In the markup world, the jargon is that inline markup is the tags that delimit ranges of text in a document (e.g., Plain Old XML), while out-of-line markup is where the structures and labels are in one place but the subjects of the structures and labels is in other place (e.g., XLinks). Of course, you can have XPaths which drill down to some piece or bundle of information with inline markup, but where there is out-of-line markup there is potentially another XPath that can drill down through the out-of-line markup and end up labelling the same information.

What may not be obvious is that a web system that uses the PRESTO is in effect using URLs that act like XPaths on virtual out-of-line markup. “Virtual” because no actual tree is ever explicated (necessarily): notionally PRESTO uses resolver rewriting.

That good markup practice is to directly markup the information without fluff and tricks and in as pleasant a way as possible is universally acknowledged; and that there are many kinds of information structure where the markup cannot be a neat model of the data such that all elements represent objects of the same analytical importance is also widely known and regretted. (Think of the distinction in XSD between the components (the objects of the schemas) and the tags used for each component, for example. Or the *Pr containers in OOXML. )

A PRESTO URL should give the view in terms of the (conceptual) components, not the specific tags used if the resource is stored as an XML document. And not necessarily every tag, certainly. But every concept (every significant concept) should have a URL, even if there is no representation available or only a pretty crappy one.

So if in PRESTO a URL represents a kind of XPath to a virtual out-of-line markup view of some data, then it is possible to have a virtual schema for that virtual markup: in effect, you could have a schema for the URL. For example, given the virtual schema (as RELAX NG compact syntax here):

  element address {
     element tent { text },
     element oasis  { text },
     element wadi { text },
     element desert { text }
  }

which would allow PRESTO URLs like

   http://www.eg.com/address
   http://www.eg.com/address/tent
   http://www.eg.com/address/oasis
   http://www.eg.com/address/wadi
   http://www.eg.com/address/desert

In PRESTO, these should be available regardless of how the data is stored, because the idea is to model the user’s conceptions. (And if an exact match is not available, to provide the best fit. This certainly creates a task allocation between front-end and back-end systems that may not be workable for some organizations or tasks. No sweat.)
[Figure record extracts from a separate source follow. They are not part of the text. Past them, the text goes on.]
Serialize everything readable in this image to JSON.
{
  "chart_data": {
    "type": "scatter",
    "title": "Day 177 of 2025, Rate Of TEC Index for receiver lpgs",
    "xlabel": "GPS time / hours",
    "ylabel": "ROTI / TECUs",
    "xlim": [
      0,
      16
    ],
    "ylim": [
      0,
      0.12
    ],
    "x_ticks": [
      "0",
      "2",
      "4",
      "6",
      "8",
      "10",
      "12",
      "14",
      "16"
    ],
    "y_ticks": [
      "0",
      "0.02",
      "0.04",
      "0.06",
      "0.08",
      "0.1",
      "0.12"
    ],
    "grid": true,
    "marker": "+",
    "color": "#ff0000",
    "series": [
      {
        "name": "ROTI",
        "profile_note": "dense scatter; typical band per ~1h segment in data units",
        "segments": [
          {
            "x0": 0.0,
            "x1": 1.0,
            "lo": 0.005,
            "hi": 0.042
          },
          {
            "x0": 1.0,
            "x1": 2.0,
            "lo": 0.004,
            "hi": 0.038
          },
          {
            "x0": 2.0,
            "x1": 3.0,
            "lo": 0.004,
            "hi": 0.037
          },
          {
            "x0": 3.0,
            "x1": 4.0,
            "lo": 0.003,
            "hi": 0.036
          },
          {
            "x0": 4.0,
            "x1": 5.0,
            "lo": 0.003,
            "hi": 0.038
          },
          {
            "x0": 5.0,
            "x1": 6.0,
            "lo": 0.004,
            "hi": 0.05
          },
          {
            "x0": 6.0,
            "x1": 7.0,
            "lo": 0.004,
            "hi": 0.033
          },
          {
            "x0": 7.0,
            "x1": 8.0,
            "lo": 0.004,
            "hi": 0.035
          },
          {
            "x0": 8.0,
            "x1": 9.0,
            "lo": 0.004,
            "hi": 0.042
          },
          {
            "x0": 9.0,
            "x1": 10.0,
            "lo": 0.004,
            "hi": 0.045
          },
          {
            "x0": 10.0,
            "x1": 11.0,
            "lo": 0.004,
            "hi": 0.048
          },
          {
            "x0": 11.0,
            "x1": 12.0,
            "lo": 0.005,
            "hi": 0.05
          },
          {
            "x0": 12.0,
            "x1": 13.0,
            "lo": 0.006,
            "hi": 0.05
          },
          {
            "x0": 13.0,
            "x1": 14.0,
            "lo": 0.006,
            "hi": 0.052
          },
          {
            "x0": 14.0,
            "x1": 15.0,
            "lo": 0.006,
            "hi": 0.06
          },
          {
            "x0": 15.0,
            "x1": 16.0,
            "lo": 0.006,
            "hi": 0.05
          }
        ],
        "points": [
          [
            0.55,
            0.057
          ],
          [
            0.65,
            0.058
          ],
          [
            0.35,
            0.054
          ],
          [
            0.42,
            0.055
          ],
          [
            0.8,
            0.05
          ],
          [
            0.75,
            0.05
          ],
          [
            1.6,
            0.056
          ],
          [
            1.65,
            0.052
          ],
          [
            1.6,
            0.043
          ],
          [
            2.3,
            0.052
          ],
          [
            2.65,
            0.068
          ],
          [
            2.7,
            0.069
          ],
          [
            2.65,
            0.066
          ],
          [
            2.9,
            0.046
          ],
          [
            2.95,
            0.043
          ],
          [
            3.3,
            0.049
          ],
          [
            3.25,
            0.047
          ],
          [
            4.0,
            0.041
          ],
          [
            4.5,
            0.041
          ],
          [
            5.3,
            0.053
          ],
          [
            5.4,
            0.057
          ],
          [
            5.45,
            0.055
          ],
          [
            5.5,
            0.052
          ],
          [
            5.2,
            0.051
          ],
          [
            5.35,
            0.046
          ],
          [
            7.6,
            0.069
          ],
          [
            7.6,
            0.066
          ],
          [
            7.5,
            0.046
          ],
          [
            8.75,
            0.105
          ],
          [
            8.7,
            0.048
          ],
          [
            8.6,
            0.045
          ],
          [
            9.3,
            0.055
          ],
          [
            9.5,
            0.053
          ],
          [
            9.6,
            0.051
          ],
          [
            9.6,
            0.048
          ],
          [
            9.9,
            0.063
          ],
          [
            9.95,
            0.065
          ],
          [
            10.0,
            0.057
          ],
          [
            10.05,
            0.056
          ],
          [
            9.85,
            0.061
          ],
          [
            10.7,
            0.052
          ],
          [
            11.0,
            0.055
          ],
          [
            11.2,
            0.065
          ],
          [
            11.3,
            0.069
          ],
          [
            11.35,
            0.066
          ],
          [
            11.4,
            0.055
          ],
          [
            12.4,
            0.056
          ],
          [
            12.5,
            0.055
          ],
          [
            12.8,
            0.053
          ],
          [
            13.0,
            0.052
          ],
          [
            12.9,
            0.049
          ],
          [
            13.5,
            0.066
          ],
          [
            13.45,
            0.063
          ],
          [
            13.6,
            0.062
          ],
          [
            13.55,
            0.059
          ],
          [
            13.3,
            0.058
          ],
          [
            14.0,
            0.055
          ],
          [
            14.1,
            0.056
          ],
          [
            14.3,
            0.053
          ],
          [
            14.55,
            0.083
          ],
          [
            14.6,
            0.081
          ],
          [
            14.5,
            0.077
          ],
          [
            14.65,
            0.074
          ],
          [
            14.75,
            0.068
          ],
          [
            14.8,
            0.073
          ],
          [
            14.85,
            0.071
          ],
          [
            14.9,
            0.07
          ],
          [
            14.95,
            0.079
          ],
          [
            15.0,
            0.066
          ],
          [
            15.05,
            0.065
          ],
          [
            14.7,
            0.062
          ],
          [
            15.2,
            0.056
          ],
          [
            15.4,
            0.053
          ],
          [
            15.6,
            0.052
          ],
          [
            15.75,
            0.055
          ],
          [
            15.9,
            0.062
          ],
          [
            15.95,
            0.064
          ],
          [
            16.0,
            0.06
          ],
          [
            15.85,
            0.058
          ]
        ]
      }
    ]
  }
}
But what about cardinality? Here is a schema more typical of literature:

   element law {
       element title { text}
       element part * {
            element title { text } ,
            ( element p { text } |
              element list {
                  element item  { text } +
              }
            )*
         }
    }

The Xpath for accessing a particular part’s title would be /law/part[2]/title so the PRESTO URLs would need some kind of convention.

In PRESTO we *might* have URLs for

     http://www.eg.com/law/
     http://www.eg.com/law/title
     http://www.eg.com/law/part
     http://www.eg.com/law/part2/title
     http://www.eg.com/law/part2/p3
     http://www.eg.com/law/part2/list4
     http://www.eg.com/law/part2/list3/item4

Now, I am not sure I understand the issues well enough to say which system for indexing is absolutely best. But I think the advantage of http://www.eg.com/law/part2/title over http://www.eg.com/law/part2/title is that it is probably a more common case that your system is interested in /law/part[2]/title rather than all titles of parts /law/part/title. But it is a matter of the particular use case and the consequent virtual schema.

(Another possibility is just to bite the bullet and allow XPath syntax directly in the URLs, with appropriate percent escaping. For example http://www.eg.com/l/law/part%5B2%5D/title. Is this reinventing XPointer? Well, in a way, except that in Xpointer you are locating a file then drilling down according to the actual markup: in PRESTO there information is merely hierarchically accessible according and you are using the Use Case concepts to zero in on the information.)